A towering Norfolk pine at Snells Beach poses no threat to public safety or houses and it must remain, a lobby group says.

Tree Council chairman Sean Freeman questioned reasons for granting consent to fell the 150-year-old, 40m high tree at the beach community north of Auckland.

Read also: Protest vehicles try to save historic Norfolk pine

On July 25, the Auckland Council granted resource consent to remove the tree because it could drop a lot of litter and branches, which could be dangerous in a public reserve and to nearby homes.


"Nearly all large trees have a propensity to drop substantial litter including branches," Freeman said. "That is not a reason to cut down a healthy, much-loved heritage Norfolk pine."

Snells Beach residents parked their vehicles under the tree to try to save what is believed to be one of New Zealand's seven oldest Norfolk pines. The Herald reported this week that housing developer Vavasour Investments sent contractors to cut down the tree at the north end of the beachfront, but backed off when they were met by protesters.

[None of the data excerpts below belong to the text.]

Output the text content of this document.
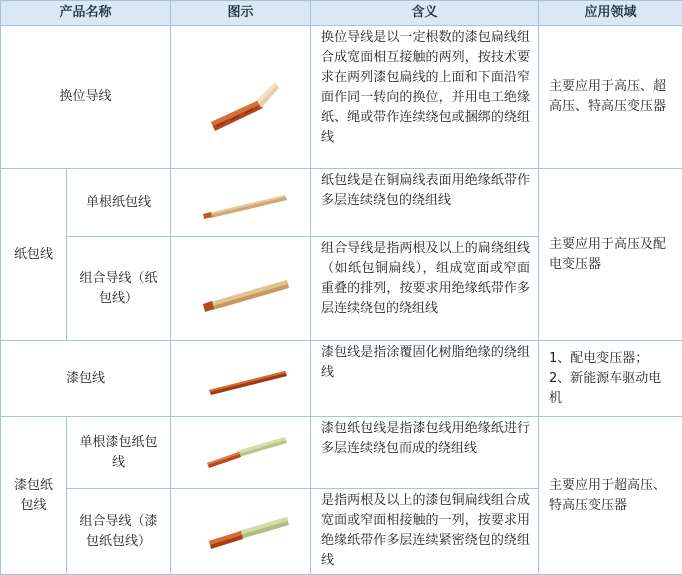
产品名称		图示	含义	应用领域
换位导线			换位导线是以一定根数的漆包扁线组合成宽面相互接触的两列，按技术要求在两列漆包扁线的上面和下面沿窄面作同一转向的换位，并用电工绝缘纸、绳或带作连续绕包或捆绑的绕组线	主要应用于高压、超高压、特高压变压器
纸包线	单根纸包线		纸包线是在铜扁线表面用绝缘纸带作多层连续绕包的绕组线	主要应用于高压及配电变压器
	组合导线（纸包线）		组合导线是指两根及以上的扁绕组线（如纸包铜扁线），组成宽面或窄面重叠的排列，按要求用绝缘纸带作多层连续绕包的绕组线	
漆包线			漆包线是指涂覆固化树脂绝缘的绕组线	1、配电变压器；
2、新能源车驱动电机
漆包纸包线	单根漆包纸包线		漆包纸包线是指漆包线用绝缘纸进行多层连续绕包而成的绕组线	主要应用于超高压、特高压变压器
	组合导线（漆包纸包线）		是指两根及以上的漆包铜扁线组合成宽面或窄面相接触的一列，按要求用绝缘纸带作多层连续紧密绕包的绕组线	
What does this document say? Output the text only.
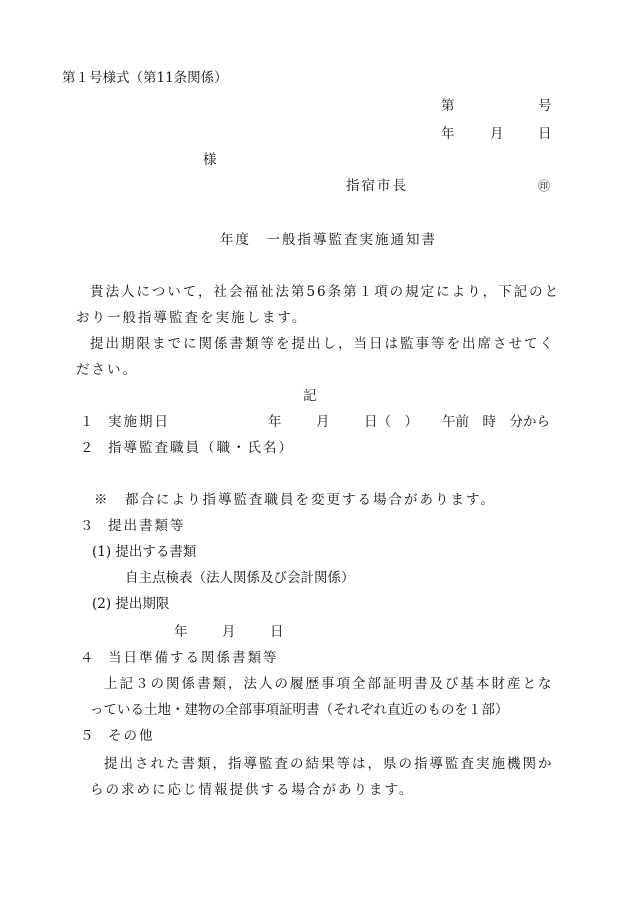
第１号様式（第11条関係）
第	号
年	月	日
様
指宿市長	㊞
年度　一般指導監査実施通知書
貴法人について，社会福祉法第56条第１項の規定により，下記のと
おり一般指導監査を実施します。
提出期限までに関係書類等を提出し，当日は監事等を出席させてく
ださい。
記
１ 実施期日	年	月	日（　） 午前　時　分から
２ 指導監査職員（職・氏名）
※　都合により指導監査職員を変更する場合があります。
３ 提出書類等
(1) 提出する書類
自主点検表（法人関係及び会計関係）
(2) 提出期限
年	月	日
４ 当日準備する関係書類等
上記３の関係書類，法人の履歴事項全部証明書及び基本財産とな
っている土地・建物の全部事項証明書（それぞれ直近のものを１部）
５ その他
提出された書類，指導監査の結果等は，県の指導監査実施機関か
らの求めに応じ情報提供する場合があります。
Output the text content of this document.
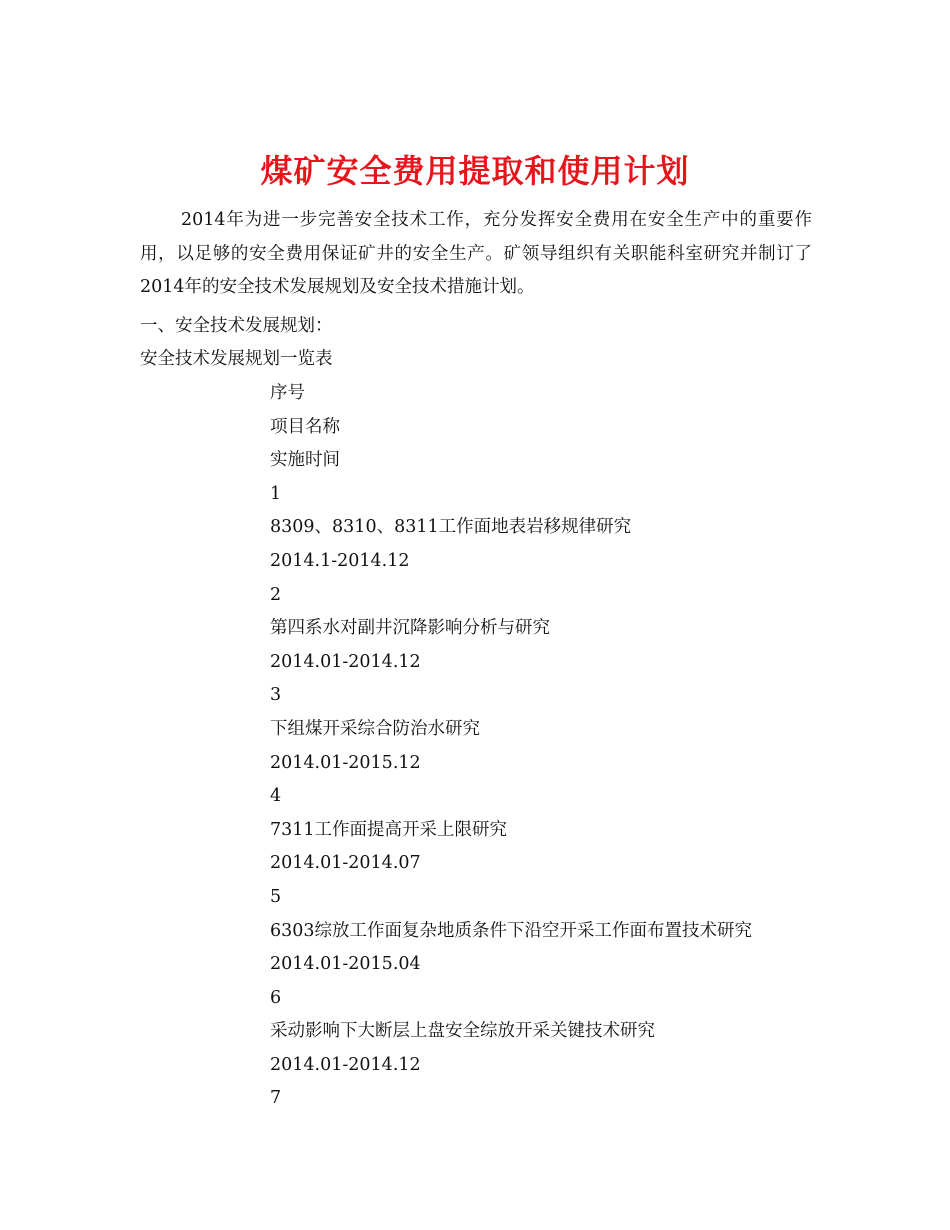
煤矿安全费用提取和使用计划

2014年为进一步完善安全技术工作，充分发挥安全费用在安全生产中的重要作用，以足够的安全费用保证矿井的安全生产。矿领导组织有关职能科室研究并制订了2014年的安全技术发展规划及安全技术措施计划。

一、安全技术发展规划：

安全技术发展规划一览表

序号
项目名称
实施时间
1
8309、8310、8311工作面地表岩移规律研究
2014.1-2014.12
2
第四系水对副井沉降影响分析与研究
2014.01-2014.12
3
下组煤开采综合防治水研究
2014.01-2015.12
4
7311工作面提高开采上限研究
2014.01-2014.07
5
6303综放工作面复杂地质条件下沿空开采工作面布置技术研究
2014.01-2015.04
6
采动影响下大断层上盘安全综放开采关键技术研究
2014.01-2014.12
7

The resource consent report said the tree's removal was added after the original application for consent to build 33 homes in the block behind the tree.

The developer planned to replace the tree with "a large semi-mature transplanted pohutukawa" that would "reinforce the indigenous habitat qualities of the coastal environment", the report said.

But Freeman said the Norfolk was important to the community.

"There is a disconnect between the value placed on it by council's assessing officer and the feeling in the local and wider community. Many people clearly do not share the consent officer's view that the effects of its removal will be 'less than minor'," he said.

James Gilderdale on his Norfolk pine stump. Photo/ Dean Purcell
James Gilderdale on his Norfolk pine stump. Photo/ Dean Purcell

Last year, the Herald reported how large parts of a protected 39m Norfolk pine in Mt Albert were felled at a Woodward Rd address.

Resident James Gilderdale, whose tree was scheduled in the District Plan, went to the Environment Court seeking a declaration that if the Auckland Council prosecuted him in the District Court, he would have a defence recognised in the Resource Management Act.


Judge Laurie Newhook said he could not make that declaration but that if Gilderdale felled the pine, he would have a strong defence because the tree posed an "undeniable presence of risk to human life".

Vavasour's agent, Mat Peters, has said the removal of the Snells Beach Norfolk pine was "carefully considered by architects, iwi, an ecologist, and an historian contracted to research the history of the tree".

The developer was committed to "working constructively with authorities to resolve this dispute so that we can get on with the lawful removal of the Norfolk pine".